Tout démarre avec le projet pour l’agence d’architectes METEK de construire des logements sociaux au nord-est de Paris, au 168 rue de Crimée. L’agence passe commande à la romancière d’écrire la voix-off d’une vidéo réalisée à l’occasion de la restructuration de cet espace. Célia Houdart accepte : elle ira, le temps des travaux, plusieurs fois sur le chantier et ce qu’elle consignera la mènera bien au-delà du projet initial. Villa Crimée est ce geste : ni roman, ni distanciation énonciative puisque l’auteur y écrit à la première personne, le texte est une prose faite d’instantanés, d’éclats de réel ainsi que la promesse de son propre dépassement.

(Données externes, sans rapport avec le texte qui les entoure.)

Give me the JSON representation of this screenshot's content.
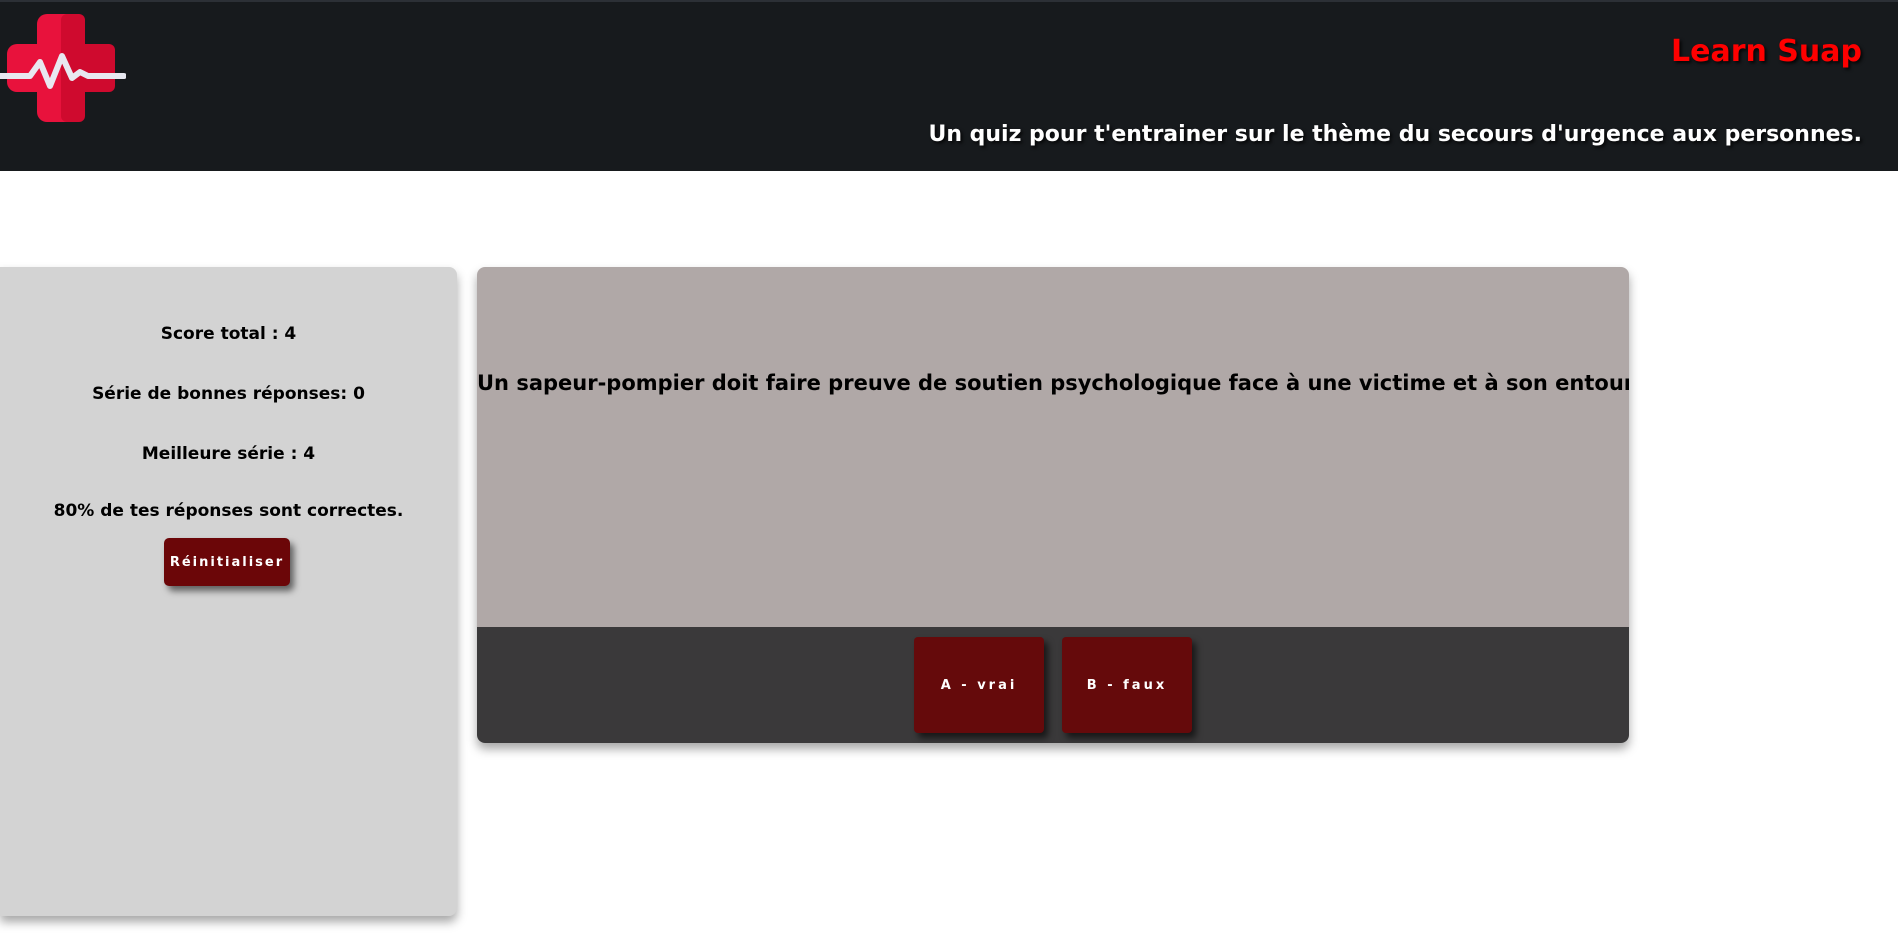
{
  "header": {
    "brand": "Learn Suap",
    "tagline": "Un quiz pour t'entrainer sur le thème du secours d'urgence aux personnes.",
    "brand_color": "#ff0000",
    "background_color": "#171a1d",
    "logo_icon": "medical-cross-heartbeat-icon"
  },
  "stats": {
    "score_total": "Score total : 4",
    "streak": "Série de bonnes réponses: 0",
    "best_streak": "Meilleure série : 4",
    "percent_correct": "80% de tes réponses sont correctes.",
    "reset_label": "Réinitialiser"
  },
  "quiz": {
    "question": "Un sapeur-pompier doit faire preuve de soutien psychologique face à une victime et à son entourage :",
    "answers": [
      {
        "label": "A - vrai"
      },
      {
        "label": "B - faux"
      }
    ],
    "button_color": "#650a0b"
  }
}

C’est pourquoi Villa Crimée existe et n’existe pas, c’est un nom inventé, une utopie littéraire, une amorce pour la rêverie entre la datcha d’un Tchekhov en bord de mer Noire et la cohorte des villas italiennes. L’espace mental y impose sa puissance : « Je reviens à la rue de Crimée qu’en réalité je n’ai pas quittée en pensée » écrit Célia Houdart au mitan du livre. Emporté dans les méandres d’une flânerie qui pourrait ne jamais s’interrompre, le lecteur est pris « corps et âme, dans un mouvement presque érotique ».

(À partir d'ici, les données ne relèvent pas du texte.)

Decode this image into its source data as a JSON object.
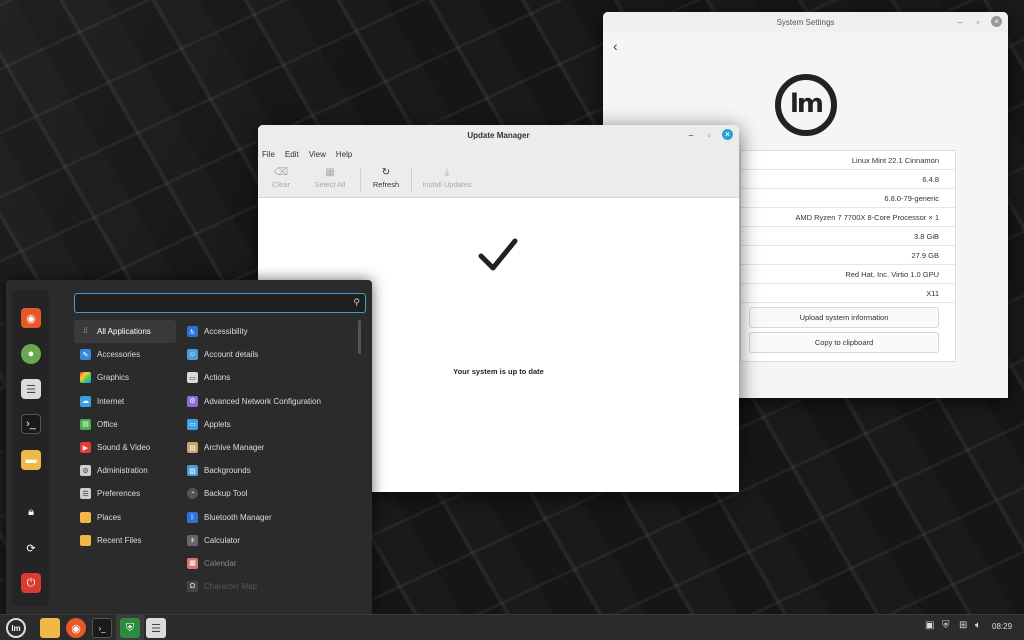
{
  "settings": {
    "title": "System Settings",
    "back_icon": "chevron-left-icon",
    "info_rows": [
      "Linux Mint 22.1 Cinnamon",
      "6.4.8",
      "6.8.0-79-generic",
      "AMD Ryzen 7 7700X 8-Core Processor × 1",
      "3.8 GiB",
      "27.9 GB",
      "Red Hat, Inc. Virtio 1.0 GPU",
      "X11"
    ],
    "upload_label": "Upload system information",
    "clipboard_label": "Copy to clipboard"
  },
  "update_manager": {
    "title": "Update Manager",
    "menu": [
      "File",
      "Edit",
      "View",
      "Help"
    ],
    "toolbar": {
      "clear": "Clear",
      "select_all": "Select All",
      "refresh": "Refresh",
      "install": "Install Updates"
    },
    "status": "Your system is up to date"
  },
  "start_menu": {
    "search_placeholder": "",
    "categories": [
      "All Applications",
      "Accessories",
      "Graphics",
      "Internet",
      "Office",
      "Sound & Video",
      "Administration",
      "Preferences",
      "Places",
      "Recent Files"
    ],
    "apps": [
      "Accessibility",
      "Account details",
      "Actions",
      "Advanced Network Configuration",
      "Applets",
      "Archive Manager",
      "Backgrounds",
      "Backup Tool",
      "Bluetooth Manager",
      "Calculator",
      "Calendar",
      "Character Map"
    ]
  },
  "taskbar": {
    "clock": "08:29"
  },
  "colors": {
    "accent": "#3da0d0",
    "mint_green": "#6aa84f",
    "firefox": "#e8572a",
    "power_red": "#d93a32"
  }
}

Le lieu ne se donne pas tout de suite. C’est l’espace d’un désir qui ricoche et se nourrit de ses différés successifs. Ainsi la première approche du chantier se fait par Google Maps. Images du lieu plutôt que le lieu lui-même. Puis la narratrice décide d’un principe formel et visuel : une suite de 212 fragments comme autant de « fenêtres depuis lesquelles j’observerai, comme à travers d’une longue-vue, l’histoire du lieu et la longue vie de ses futurs habitants » qui privilégie le regard de (très) près des objets éloignés. Bien sûr, le dispositif fait penser au célèbre film d’Hitchcock, tout autant qu’à ce que guette Perec dans ses récits, même si dans Villa Crimée, il ne s’agit ni d’être voyeur ni d’entrer dans les fissures d’une réalité pour en exhiber les failles.

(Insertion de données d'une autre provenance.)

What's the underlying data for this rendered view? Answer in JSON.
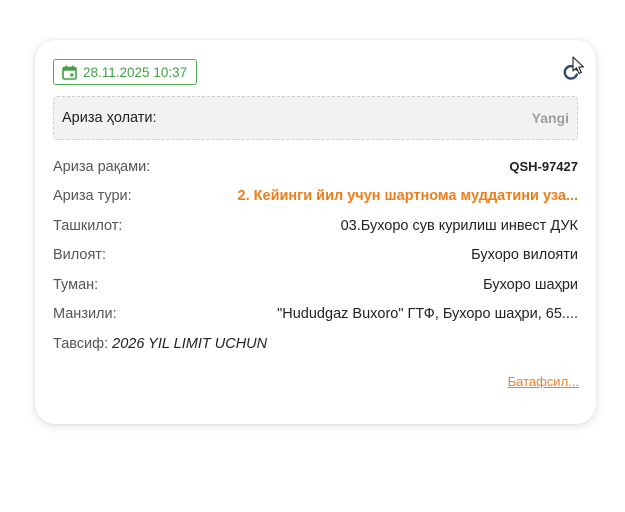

Qu’il s’agisse des « vestiges d’un appartement suspendu autour d’un immense trou », « des traces de papier peint à motifs végétaux. Palmes ou feuilles de papyrus. », mais encore « du sous-sol, (où) est enfouie une forêt de câbles » ou enfin « d’un cimetière juif sephardim » rendu inaccessible par la privatisation des espaces, le tropisme du caché renvoie davantage au vertige d’une contemplation mélancolique. Le leitmotiv de « J’admire… » souligne l’impérieuse nécessité de ce temps d’arrêt entre émerveillement et frisson.
Ce cœur d’îlots magnifique, aux façades bardées de cuivre gold, concentre une « somme de matériaux, de gestes et de savoir-faire » inouïs ainsi qu’un réseau complexe de vie à venir dont la narratrice fait peu à peu apparaître la trame. Dans son carnet, Célia Houdart note des perceptions, des souvenirs, des pensées comme autant de modules, de monades où l’imagination le dispute à la réalité sociale et politique. « Chacun devrait avoir droit à son toit-manteau de cuivre gold »… si seulement habiter pouvait être pour chacun une évidence. C’est alors que s’élaborent des continuités entre le carnet et le chantier. « Mon carnet (…) comme une cabane, est l’abri de fortune où j’écris, habite et me construis » alors que juste avant elle écrit qu’il est nécessaire d’« être et (de) demeurer des apprentis de son métier, art ou mode d’existence tout au long de sa vie ». Dans son court texte de 2016, French Riviera, promenade autour de la villa E-1027, on apprenait que l’architecte-designer Eilenn Gray et Virginia Woolf avaient en commun de récuser « toute hiérarchie entre les beaux-arts et les arts décoratifs » au motif que l’axiologie fige lorsque la création « où tout s’imbrique, où tout pivote » est affaire de mouvement.
Tel « un miroir qui réfléchit un mur qui réfléchit un bardage de cuivre qui réfléchit le ciel », quand bien même toute cette beauté ne serait visible qu’à ceux qui y habitent.
Christine Plantec
Villa Crimée
Célia Houdart
P.O.L, 87 pages, 14 €
Domaine français Architecture polyphonique
janvier 2019 | Le Matricule des Anges n°199
| par
Christine Plantec
D’une commande, la romancière Célia Houdart déploie la force de son esthétique et de son monde en un geste clair.
Un livre
Architecture polyphonique
Par
Christine Plantec
Le Matricule des Anges n°199
, janvier 2019.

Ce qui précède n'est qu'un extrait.